Moderated Poster

Poster, Podium & Video Sessions

MP11-02: Urethral Lichen Sclerosus Under the Microscope

Friday, May 12
1:00 PM - 3:00 PM
Location: BCEC: Room 151

Presentation Authors: Brennan Tesdahl*, Maria Voznesensky, Iowa City, IA, Nejd Alsikafi, Maywood, IL, Benjamin Breyer, San Francisco, CA, Joshua Broghammer, Kansas City, KS, Jill Buckley, San Diego, CA, Sean Elliott, Minneapolis, MN, Christopher McClung, columbus, OH, Jeremy Myers, Salt Lake City, UT, Thomas Smith III, Houston, TX, Alex Vanni, Burlington, MA, Bryan Voelzke, Seattle, WA, Lee Zhao, New York City, NY, William Brant, Salt Lake City, UT, Bradley Erickson, Iowa City, IA

Introduction: Lichen sclerosus (LS) is an inflammatory dermatologic condition that involves squamous epithelium. Genitourinary LS (GLS), historically known as balanitis xerotica obliterans (BXO), is thought to involve the urethra, a stratified/pseudostratified columnar and urothelial lined organ. Given the poor understanding of the pathophysiology of LS and a lack of accepted definitive diagnostic criteria, we proposed to survey pathologists regarding their understanding of LS. We hypothesized that significant disagreement about GLS will exist.

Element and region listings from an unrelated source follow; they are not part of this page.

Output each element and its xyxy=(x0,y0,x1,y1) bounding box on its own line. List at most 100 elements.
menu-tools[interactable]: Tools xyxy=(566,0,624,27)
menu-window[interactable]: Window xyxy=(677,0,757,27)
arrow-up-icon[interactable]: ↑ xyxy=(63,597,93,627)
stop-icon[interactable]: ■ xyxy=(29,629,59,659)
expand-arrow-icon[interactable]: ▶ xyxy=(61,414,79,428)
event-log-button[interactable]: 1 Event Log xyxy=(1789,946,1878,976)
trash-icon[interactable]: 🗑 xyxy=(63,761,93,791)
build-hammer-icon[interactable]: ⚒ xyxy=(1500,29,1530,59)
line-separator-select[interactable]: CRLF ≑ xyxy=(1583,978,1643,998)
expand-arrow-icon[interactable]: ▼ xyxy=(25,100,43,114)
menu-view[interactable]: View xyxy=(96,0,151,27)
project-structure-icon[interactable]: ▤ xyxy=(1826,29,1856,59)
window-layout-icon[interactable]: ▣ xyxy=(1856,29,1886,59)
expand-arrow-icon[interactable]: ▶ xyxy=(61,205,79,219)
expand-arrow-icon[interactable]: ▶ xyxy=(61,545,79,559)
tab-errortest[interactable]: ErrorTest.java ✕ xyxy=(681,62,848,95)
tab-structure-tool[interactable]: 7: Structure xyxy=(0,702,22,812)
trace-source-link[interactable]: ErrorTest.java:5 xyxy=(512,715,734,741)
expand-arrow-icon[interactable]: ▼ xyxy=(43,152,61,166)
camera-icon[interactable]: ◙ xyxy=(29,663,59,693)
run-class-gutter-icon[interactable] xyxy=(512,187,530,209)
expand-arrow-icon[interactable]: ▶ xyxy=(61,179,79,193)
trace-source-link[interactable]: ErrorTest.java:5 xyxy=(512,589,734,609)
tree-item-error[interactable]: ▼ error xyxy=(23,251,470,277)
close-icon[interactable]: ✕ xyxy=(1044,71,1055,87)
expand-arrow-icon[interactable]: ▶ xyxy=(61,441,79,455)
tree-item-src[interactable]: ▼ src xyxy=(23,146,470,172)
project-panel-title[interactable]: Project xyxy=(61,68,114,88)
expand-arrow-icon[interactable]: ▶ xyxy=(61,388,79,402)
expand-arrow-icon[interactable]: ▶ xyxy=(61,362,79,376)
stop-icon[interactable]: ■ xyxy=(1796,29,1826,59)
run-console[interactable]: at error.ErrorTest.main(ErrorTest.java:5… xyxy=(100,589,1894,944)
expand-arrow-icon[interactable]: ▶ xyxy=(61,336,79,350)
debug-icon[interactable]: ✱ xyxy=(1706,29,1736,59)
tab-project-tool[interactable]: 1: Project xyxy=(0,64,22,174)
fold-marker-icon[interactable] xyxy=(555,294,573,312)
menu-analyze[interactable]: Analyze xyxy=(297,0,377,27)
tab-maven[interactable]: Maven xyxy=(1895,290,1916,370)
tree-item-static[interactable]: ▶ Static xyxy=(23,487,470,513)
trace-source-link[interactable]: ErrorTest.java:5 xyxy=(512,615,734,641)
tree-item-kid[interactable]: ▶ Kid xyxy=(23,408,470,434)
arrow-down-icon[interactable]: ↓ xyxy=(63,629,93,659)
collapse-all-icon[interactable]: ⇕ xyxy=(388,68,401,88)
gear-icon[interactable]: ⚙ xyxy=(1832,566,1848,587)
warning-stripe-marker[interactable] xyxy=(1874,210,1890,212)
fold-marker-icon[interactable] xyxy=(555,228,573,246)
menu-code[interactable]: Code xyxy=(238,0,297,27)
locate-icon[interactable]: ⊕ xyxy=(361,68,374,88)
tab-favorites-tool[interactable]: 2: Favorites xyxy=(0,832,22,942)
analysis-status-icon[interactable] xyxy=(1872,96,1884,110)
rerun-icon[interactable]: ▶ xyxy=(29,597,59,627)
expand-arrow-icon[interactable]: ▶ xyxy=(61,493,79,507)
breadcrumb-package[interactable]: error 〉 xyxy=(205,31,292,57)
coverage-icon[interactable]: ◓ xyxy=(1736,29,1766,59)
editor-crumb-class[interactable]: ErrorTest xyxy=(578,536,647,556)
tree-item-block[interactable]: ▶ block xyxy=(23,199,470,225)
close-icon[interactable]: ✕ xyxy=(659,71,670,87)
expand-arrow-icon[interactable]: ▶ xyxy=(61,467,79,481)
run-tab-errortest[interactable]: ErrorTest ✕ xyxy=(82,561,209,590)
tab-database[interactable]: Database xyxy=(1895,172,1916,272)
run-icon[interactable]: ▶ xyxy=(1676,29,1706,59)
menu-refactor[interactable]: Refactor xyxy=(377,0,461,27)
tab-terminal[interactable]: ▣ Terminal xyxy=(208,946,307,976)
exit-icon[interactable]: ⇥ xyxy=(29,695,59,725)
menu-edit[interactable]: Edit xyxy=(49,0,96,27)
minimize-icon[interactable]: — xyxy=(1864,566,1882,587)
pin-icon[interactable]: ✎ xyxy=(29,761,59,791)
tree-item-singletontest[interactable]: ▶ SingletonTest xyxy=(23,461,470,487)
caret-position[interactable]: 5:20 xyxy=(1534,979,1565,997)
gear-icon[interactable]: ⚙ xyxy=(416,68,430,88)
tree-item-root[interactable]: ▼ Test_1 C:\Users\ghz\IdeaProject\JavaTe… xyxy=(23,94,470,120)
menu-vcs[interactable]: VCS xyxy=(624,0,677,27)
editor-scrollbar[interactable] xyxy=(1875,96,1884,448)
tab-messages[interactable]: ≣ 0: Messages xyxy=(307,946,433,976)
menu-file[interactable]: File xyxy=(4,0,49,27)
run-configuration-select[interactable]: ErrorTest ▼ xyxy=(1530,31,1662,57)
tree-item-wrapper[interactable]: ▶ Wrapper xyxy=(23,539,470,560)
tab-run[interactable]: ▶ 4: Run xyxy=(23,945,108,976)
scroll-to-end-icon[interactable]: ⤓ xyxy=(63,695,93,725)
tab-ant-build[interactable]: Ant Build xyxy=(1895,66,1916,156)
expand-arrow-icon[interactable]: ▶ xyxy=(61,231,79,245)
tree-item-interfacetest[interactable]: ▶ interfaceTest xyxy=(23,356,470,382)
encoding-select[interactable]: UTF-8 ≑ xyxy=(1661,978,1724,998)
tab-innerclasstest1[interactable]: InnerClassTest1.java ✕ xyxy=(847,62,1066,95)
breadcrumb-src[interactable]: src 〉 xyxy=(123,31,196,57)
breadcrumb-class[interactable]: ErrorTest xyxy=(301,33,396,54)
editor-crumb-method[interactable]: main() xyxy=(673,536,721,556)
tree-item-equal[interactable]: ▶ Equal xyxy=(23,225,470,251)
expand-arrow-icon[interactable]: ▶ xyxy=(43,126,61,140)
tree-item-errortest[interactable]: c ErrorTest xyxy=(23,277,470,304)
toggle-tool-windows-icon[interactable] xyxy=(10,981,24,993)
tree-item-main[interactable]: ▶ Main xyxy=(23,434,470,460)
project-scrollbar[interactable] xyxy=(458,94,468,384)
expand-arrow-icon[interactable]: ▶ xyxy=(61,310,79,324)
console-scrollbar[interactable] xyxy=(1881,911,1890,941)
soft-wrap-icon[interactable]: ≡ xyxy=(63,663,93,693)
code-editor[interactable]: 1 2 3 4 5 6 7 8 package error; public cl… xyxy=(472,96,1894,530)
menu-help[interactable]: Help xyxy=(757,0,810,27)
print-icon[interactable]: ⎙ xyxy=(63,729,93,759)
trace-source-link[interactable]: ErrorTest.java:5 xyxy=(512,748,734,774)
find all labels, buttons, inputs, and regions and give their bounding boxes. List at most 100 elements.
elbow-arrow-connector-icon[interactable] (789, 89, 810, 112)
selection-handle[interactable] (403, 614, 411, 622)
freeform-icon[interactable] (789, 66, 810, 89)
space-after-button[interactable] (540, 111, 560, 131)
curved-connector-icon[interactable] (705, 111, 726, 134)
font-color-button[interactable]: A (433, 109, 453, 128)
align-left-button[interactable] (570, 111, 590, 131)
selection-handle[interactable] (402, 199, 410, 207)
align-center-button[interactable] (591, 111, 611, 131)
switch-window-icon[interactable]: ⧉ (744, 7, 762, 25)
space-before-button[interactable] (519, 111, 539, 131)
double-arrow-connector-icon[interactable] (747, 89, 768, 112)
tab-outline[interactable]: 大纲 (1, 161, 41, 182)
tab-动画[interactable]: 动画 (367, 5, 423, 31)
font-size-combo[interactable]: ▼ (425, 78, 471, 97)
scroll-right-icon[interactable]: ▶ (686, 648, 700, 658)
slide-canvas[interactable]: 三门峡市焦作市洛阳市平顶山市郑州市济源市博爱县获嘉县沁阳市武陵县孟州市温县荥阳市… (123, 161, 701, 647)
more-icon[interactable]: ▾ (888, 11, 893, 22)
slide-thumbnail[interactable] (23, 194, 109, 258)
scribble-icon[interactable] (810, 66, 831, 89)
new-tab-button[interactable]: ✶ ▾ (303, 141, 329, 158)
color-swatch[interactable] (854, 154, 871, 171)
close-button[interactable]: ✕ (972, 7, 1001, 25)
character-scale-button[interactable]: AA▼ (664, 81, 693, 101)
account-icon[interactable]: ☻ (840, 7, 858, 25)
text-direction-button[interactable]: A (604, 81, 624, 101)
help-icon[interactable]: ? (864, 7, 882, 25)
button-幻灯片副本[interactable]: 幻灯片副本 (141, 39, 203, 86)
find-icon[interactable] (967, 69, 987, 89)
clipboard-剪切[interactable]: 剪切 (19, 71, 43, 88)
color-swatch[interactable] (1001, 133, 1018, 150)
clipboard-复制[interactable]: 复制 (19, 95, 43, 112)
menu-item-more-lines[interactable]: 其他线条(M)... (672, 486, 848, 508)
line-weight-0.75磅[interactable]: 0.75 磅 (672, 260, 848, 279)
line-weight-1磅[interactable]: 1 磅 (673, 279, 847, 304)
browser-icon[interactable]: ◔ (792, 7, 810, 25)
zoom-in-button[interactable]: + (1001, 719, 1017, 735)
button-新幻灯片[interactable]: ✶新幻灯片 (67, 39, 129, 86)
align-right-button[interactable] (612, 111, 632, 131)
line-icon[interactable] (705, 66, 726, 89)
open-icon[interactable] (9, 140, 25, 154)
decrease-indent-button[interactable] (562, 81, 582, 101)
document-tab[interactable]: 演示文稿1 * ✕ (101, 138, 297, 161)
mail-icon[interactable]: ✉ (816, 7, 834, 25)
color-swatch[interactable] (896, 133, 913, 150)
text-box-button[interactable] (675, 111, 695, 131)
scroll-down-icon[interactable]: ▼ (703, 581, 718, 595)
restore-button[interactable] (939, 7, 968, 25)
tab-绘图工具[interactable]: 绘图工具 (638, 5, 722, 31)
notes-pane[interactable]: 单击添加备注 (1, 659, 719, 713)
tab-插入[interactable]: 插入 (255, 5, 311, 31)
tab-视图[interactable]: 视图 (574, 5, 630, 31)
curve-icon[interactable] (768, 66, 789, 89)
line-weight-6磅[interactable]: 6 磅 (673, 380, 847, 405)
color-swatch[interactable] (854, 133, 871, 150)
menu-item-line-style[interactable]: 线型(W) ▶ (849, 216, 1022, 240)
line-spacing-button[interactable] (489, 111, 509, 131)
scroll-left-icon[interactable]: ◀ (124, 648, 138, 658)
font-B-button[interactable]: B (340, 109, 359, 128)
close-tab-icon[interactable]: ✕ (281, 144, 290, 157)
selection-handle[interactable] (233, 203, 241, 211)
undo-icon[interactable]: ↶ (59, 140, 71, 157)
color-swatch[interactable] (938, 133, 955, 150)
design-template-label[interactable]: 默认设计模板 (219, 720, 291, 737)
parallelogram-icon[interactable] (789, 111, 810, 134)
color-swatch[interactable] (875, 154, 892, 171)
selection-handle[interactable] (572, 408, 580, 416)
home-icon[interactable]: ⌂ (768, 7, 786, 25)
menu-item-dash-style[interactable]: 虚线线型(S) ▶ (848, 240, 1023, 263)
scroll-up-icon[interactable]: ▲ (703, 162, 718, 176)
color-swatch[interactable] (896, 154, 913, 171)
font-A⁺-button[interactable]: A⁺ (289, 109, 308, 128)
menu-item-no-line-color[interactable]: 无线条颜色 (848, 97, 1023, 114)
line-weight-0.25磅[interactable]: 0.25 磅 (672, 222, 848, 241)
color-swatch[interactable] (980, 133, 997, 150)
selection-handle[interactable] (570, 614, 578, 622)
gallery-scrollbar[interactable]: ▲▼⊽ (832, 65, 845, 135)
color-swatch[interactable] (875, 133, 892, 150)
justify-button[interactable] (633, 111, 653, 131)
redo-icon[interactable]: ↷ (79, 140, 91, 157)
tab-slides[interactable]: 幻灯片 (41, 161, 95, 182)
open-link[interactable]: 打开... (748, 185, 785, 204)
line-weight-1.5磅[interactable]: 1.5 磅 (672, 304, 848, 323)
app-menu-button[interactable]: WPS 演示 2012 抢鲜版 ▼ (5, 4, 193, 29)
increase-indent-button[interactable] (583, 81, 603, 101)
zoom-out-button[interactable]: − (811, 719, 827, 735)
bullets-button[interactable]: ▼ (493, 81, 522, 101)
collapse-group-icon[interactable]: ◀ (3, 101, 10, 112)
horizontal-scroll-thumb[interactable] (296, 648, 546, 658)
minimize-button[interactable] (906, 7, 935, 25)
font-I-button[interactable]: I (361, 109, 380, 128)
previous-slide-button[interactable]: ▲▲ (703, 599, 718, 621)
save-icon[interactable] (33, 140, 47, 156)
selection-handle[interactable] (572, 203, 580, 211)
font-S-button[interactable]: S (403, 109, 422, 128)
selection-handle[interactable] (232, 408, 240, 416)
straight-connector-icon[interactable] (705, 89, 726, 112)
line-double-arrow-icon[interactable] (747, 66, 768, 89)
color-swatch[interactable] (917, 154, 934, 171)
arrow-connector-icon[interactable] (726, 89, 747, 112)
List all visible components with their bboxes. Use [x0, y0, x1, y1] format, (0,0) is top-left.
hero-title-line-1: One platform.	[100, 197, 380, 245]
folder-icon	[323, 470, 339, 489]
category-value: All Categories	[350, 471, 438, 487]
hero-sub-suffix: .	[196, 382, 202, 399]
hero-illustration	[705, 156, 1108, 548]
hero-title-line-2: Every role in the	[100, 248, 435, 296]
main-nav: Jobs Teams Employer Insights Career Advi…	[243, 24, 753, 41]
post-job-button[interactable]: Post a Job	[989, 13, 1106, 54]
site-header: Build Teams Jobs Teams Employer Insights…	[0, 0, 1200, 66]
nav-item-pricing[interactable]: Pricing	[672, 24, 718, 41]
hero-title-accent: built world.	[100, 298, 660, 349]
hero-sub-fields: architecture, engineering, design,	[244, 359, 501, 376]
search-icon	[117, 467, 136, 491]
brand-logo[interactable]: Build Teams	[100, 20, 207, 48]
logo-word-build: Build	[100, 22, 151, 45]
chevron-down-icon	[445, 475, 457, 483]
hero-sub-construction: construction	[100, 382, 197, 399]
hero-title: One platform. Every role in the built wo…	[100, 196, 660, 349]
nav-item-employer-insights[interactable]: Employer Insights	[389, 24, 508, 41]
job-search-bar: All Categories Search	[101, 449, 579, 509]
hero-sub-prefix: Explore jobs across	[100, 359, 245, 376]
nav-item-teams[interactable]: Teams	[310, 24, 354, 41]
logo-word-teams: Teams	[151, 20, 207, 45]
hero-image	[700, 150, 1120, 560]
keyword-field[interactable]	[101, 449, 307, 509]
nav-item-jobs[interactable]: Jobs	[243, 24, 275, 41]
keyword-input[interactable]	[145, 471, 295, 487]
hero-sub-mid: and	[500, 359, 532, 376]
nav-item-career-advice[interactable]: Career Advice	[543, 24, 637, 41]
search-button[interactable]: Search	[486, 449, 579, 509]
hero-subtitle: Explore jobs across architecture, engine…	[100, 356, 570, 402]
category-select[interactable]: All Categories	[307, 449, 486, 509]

Methods: All urologists participating in the Trauma and Urologic Reconstruction Network of Surgeons identified genitourinary (GUP) and dermatopathologists (DP) at their respective institutions who were then invited to participate in an online survey regarding their experience with diagnosing LS, LS pathophysiology and its relationship to urethral stricture disease. Statistical comparisons between responses provided by DPs and GUPs were performed using the Fischer’s exact test.

Results: There were 23 (12 DP, 11 GUP) pathologists that completed the survey. Overall, 90% still use BXO when describing GLS and 66% require a clinical history. The most agreed upon criteria for diagnosis were dermal collagen homogenization (85.7%), loss of the normal rete pattern (33.3%) and atrophic epidermis (28.5%) - thus no single criteria was deemed necessary for diagnosing GLS by all pathologists. Only 1 pathologist routinely graded GLS severity. The average number required findings for diagnosis was 2.1±1.09 (GUP 2.1±1.27 v DP 2.1±1.0; p = 0.96). No pathologists believed GLS had an infectious etiology (19% maybe, 42% unknown) and 19% believed GLS to be an autoimmune disorder (42% maybe, 38% unknown); 19% believed LS to be premalignant, but 52% believed it was associated with cancer; 80% believed that LS could involve the urethra (DP (92%) v GUP (67%); p = 0.272). Of those diagnosing urethral GLS, 80% of DUP believed that GLS must first involve the glans/prepuce before involving the urethra, while all GUP believed that urethral disease could exist in isolation (p=0.007).


Conclusions: There was significant disagreement in this specialized cohort of pathologists when diagnosing GLS. A logical first step appears to be improving agreement on how to best describe and classify the disease and characterize possible differences in histological changes between skin and GLS. Specialty-wide efforts to routinely collect and analyze urethral stricture specimens may aid in understanding pathophysiologies that continue to elude urologists and pathologists.